Não morri de COVID. Estou viva. Não sei se para melhor ou para pior.
Envelheci, esta é a verdade. Mesmo que eu tenha lutado, me afastado de um monte de contrariedades, gente que não me fazia bem. Bateu velhice... Deixar a academia e ficar em casa levou-me a meditação sobre o inevitável.
Lá se foi o tempo em que, jovem e bonita, eu convivia numa boa com todos. Mulher bonita, assim como homem bonito, todos relevam muita coisa.
Aí você envelhece. Mesmo que não aparente tudo o quê viveu ou na mesma proporção do pessoal pobrinho, que só levou lambada na vida.
Meu filho disse que, hoje em dia, só velho vai a banco. Mas eu fui para provar que estou viva. Cheguei lá, um guardinha na porta, barrava todo mundo. Olhei em volta, do lado de fora e vi vários velhinhos e velhinhas sentados no chão, com o Sol torrando a cabeça.
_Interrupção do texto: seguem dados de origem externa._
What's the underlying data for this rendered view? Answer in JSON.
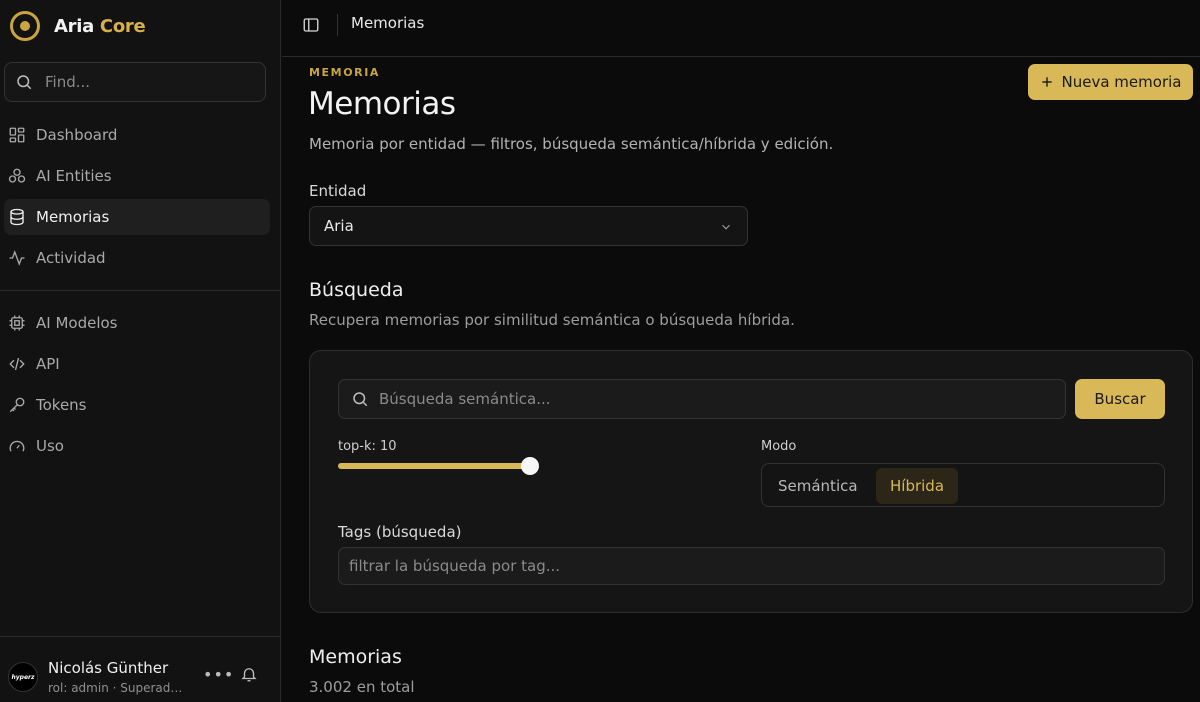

Provavelmente mais novos do que eu mas aparentando muito mais velhos. Perguntei ao energúmeno que me barrou, se não havia preferência para os velhos. O quê era aquele pessoal sentado no chão. Ele me apontou a fila e disse, de forma autoritária e grosseira, que eu entrasse na fila. Perguntei o nome do cabra. André, se me interessava. Fui até o fim da fila para avaliar toda a situação. Dezenas de gente mansa e ( na moda dizer) humildes, humilíssimos.
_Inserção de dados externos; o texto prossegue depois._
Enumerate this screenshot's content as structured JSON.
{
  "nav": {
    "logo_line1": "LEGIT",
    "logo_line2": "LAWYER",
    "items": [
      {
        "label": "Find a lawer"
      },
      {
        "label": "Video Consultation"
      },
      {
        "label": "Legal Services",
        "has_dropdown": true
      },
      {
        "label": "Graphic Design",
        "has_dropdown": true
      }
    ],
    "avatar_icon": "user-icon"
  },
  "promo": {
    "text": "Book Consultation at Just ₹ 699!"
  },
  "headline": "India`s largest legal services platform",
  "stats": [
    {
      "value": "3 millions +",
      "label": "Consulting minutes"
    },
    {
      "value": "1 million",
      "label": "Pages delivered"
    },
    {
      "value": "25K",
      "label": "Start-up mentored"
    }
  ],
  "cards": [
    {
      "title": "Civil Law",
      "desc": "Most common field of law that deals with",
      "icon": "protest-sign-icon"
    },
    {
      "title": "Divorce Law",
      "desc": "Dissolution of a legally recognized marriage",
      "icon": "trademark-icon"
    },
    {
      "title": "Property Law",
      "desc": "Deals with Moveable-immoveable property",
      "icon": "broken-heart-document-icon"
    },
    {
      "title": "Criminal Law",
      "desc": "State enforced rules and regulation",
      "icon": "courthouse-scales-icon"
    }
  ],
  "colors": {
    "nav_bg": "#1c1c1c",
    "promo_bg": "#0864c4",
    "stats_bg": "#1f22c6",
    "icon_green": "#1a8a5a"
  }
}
Eu, que de humilde não tenho patavina e cujo atrevimento ainda tenho um pouco, falei com o guardinha, que iria ao PROCON. Ele havia notado minhas observações e, talvez, minha falta de humildade, isto é cabeça baixa, palidez, silêncio, aparência de múmia e ficou me provocando com palavras que entraram por um ouvido e saíram pelo outro.
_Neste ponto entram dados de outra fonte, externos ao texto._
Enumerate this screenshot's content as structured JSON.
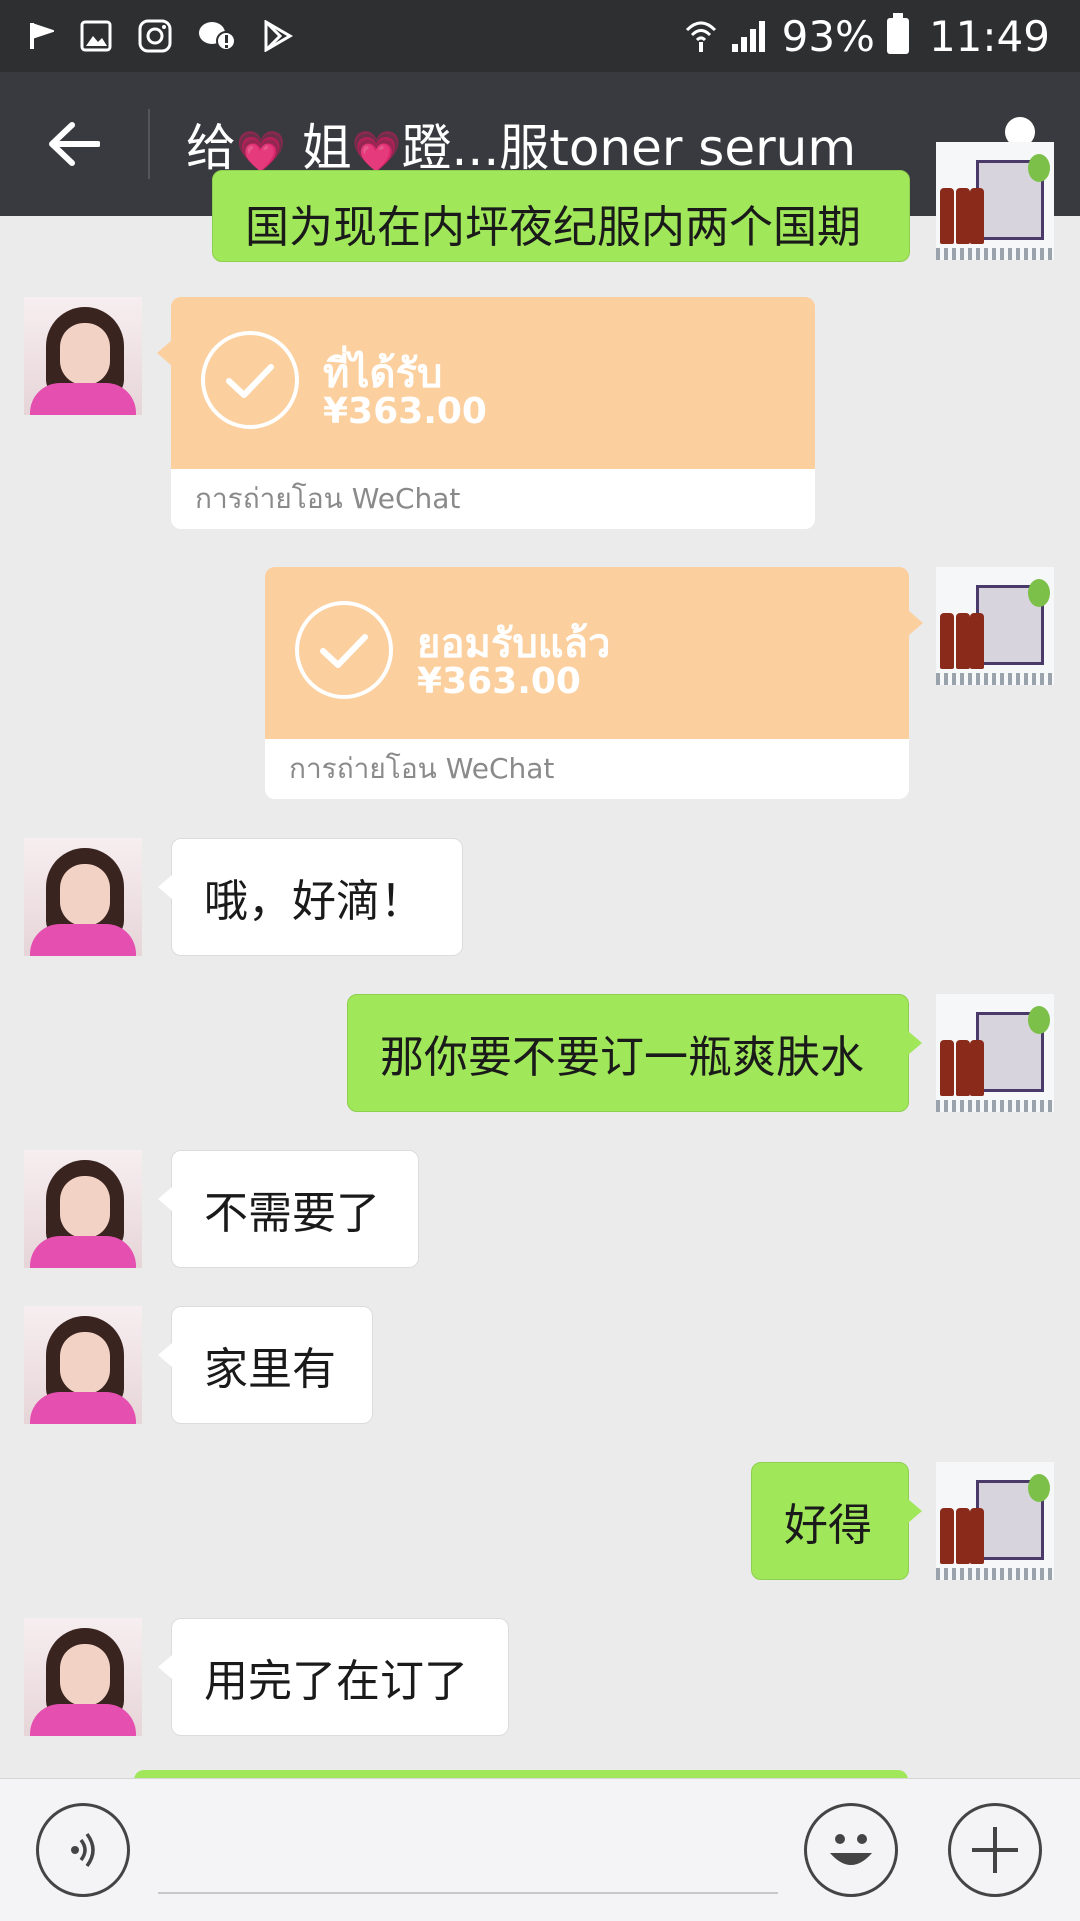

Quando eu estava descendo as escadas, uma velhinha muito pálida, magrinha e seca, levantou-se, pousou sua mão no meu braço e perguntou:
- A senhora vai chamar a polícia? Chame, chame.
Eu só respondi;
- Aguarde. Você vai sentar lá dentro e o guardinha vai ser trocado.
Voltei pra casa, peguei meu carro e atravessei a ponte para ir ao PROCON em lugar difícil do povo chegar porque o ônibus passa longe. Fui barrada, tinha que marcar hora pela internet e com antecedência. O espaço vazio, só dois atendentes.
Eu nunca dou carteirada mas dei. Disse que era advogada, que não ia voltar e onde estava o chefe. Pasmem, mandou eu falar mais baixo porque minha voz era alta para ele. Quis aplicar a tática do funcionário público que, ao se ver errado, inverte a lógica da situação. Em vez de você ter razão, ele passa a ter e você torna-se o errado. E, se insistir, você vai preso pois desacatar funcionário público é crime.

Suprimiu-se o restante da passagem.